Before the show’s opening last week, Trimpin said: “I’m not usually interested to do this. But why not, when I can do whatever I want? And I’m not doing something twice. So when somebody wants to buy whatever, I don’t make a copy … It’s a one-time deal.”

The works in “Hear We Are” include the colorful scores that Seattle Symphony music director Ludovic Morlot and the musicians worked from, combining musical notation with hand-drawn illustrations showing how the instruments and players were arrayed around Benaroya’s lobby. The drawings also indicate how the piece’s prepared piano was rigged up with a flywheel, a damper and other devices to produce its unusual sounds.

The centerpiece of the show, however, is “Reedhorn Installation.” It magnificently reconfigures actual instruments used in the concert. The horns, triggered into action by standing on a sensor pad, produce a circular geometry of sound around you that has the meditative qualities of a church organ vibrating in gentle reverie.

Its four companion pieces have more of a tinker’s-workshop eccentricity to them, as they play recorded excerpts from of “Above, Below, and In-Between.” “DadaData II” serves up those excerpts in a reel-to-reel tape format (again, viewer-triggered). “Vertical Vinyl” and the coin-operated “Vinyl Juke” feature turntables that viewers are invited to put into action.

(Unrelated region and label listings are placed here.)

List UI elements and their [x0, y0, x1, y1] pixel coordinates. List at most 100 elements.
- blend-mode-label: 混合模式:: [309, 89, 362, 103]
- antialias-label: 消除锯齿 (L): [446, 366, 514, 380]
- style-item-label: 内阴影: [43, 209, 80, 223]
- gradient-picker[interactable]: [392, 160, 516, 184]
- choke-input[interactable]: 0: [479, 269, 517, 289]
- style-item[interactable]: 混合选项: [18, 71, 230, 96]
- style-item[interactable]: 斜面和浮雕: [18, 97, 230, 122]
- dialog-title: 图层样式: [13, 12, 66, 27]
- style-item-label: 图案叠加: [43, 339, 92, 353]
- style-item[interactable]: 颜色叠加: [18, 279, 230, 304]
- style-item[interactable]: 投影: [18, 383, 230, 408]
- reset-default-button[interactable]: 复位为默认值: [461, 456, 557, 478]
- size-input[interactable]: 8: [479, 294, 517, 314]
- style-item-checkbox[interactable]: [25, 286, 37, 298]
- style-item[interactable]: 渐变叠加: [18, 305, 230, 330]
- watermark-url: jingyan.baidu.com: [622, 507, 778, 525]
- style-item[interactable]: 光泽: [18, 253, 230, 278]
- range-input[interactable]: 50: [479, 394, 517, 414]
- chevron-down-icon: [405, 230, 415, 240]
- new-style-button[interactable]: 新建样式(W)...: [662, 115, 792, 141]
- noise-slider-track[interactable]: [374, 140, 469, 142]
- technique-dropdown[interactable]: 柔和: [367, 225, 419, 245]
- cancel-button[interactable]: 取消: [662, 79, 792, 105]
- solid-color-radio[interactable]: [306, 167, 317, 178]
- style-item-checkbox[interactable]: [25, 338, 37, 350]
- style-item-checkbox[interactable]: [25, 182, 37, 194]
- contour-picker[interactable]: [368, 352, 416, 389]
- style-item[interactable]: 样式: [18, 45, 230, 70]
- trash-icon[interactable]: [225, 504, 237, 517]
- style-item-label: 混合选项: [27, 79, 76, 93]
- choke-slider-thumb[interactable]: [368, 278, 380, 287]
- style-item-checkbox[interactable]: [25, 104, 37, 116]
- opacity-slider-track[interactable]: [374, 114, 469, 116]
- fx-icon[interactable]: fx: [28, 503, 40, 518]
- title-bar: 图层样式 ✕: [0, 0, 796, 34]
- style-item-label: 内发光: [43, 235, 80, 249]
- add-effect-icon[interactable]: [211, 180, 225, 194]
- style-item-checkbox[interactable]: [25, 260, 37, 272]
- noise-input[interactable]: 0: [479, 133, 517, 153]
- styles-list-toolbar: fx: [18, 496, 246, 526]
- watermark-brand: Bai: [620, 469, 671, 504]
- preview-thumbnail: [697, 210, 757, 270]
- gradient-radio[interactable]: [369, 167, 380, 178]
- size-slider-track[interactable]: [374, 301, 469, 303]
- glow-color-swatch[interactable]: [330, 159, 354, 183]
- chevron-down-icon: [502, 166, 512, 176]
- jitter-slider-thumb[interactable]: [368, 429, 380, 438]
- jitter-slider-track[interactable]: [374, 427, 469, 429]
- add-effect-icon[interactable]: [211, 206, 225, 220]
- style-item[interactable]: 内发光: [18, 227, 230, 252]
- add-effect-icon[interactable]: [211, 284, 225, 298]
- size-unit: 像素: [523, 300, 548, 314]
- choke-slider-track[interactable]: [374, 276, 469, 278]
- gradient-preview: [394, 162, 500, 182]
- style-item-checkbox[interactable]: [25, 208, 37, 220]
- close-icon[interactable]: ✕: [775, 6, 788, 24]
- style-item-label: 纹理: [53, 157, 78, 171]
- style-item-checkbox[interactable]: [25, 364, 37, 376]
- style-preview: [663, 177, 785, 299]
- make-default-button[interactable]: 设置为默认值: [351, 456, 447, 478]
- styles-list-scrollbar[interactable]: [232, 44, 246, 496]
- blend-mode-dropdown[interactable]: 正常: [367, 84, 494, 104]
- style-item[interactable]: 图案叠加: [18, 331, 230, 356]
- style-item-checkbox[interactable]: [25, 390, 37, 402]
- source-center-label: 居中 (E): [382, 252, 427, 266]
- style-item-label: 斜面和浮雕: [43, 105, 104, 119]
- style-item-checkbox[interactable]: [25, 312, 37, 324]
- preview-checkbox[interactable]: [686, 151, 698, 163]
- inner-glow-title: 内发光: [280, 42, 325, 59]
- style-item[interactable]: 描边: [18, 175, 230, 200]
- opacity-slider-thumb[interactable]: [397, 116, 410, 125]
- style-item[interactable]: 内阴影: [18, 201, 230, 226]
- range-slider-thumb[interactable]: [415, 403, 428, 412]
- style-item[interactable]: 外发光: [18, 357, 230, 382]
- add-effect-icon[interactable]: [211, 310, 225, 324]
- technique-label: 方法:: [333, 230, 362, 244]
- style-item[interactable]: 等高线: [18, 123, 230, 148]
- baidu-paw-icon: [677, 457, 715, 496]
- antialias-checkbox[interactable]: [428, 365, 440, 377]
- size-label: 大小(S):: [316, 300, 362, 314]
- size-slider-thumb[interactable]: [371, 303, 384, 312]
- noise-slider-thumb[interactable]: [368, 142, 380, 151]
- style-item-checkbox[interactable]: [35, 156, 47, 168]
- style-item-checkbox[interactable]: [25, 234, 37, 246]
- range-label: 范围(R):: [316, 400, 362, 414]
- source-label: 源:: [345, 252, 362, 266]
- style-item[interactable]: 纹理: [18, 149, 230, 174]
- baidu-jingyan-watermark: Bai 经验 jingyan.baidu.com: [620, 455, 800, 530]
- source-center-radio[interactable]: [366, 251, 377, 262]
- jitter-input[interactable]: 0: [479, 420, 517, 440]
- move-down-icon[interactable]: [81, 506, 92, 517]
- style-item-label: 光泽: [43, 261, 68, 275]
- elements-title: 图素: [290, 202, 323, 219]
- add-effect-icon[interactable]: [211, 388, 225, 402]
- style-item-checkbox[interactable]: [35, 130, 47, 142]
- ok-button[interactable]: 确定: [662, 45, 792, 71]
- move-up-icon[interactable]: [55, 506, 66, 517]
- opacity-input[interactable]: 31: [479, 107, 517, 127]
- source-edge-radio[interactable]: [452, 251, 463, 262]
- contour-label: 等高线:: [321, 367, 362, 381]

Any resulting record scratches, Trimpin said, are integral to the piece: “Maybe we should make a sign — ‘please abuse.’”

The LPs for sale are in pristine condition, of course, and you can also download the piece from The Symphony wanted to issue a compact disc of the live performance, but Trimpin insisted on vinyl because it involves more physical interaction than “tapping in a CD.”

Vinyl, he added, takes him back to his childhood when he bought his first Beatles record, even though he didn’t own a record player. Instead, he would go to a friend’s house to listen to it.

“That was a completely different experience,” he recalled. “Everybody brought their records, and then you took time to listen.”

Trimpin is well aware that most people don’t own record players these days — but he hopes they’ll duplicate his boyhood ritual by taking their LPs to someone who has a turntable.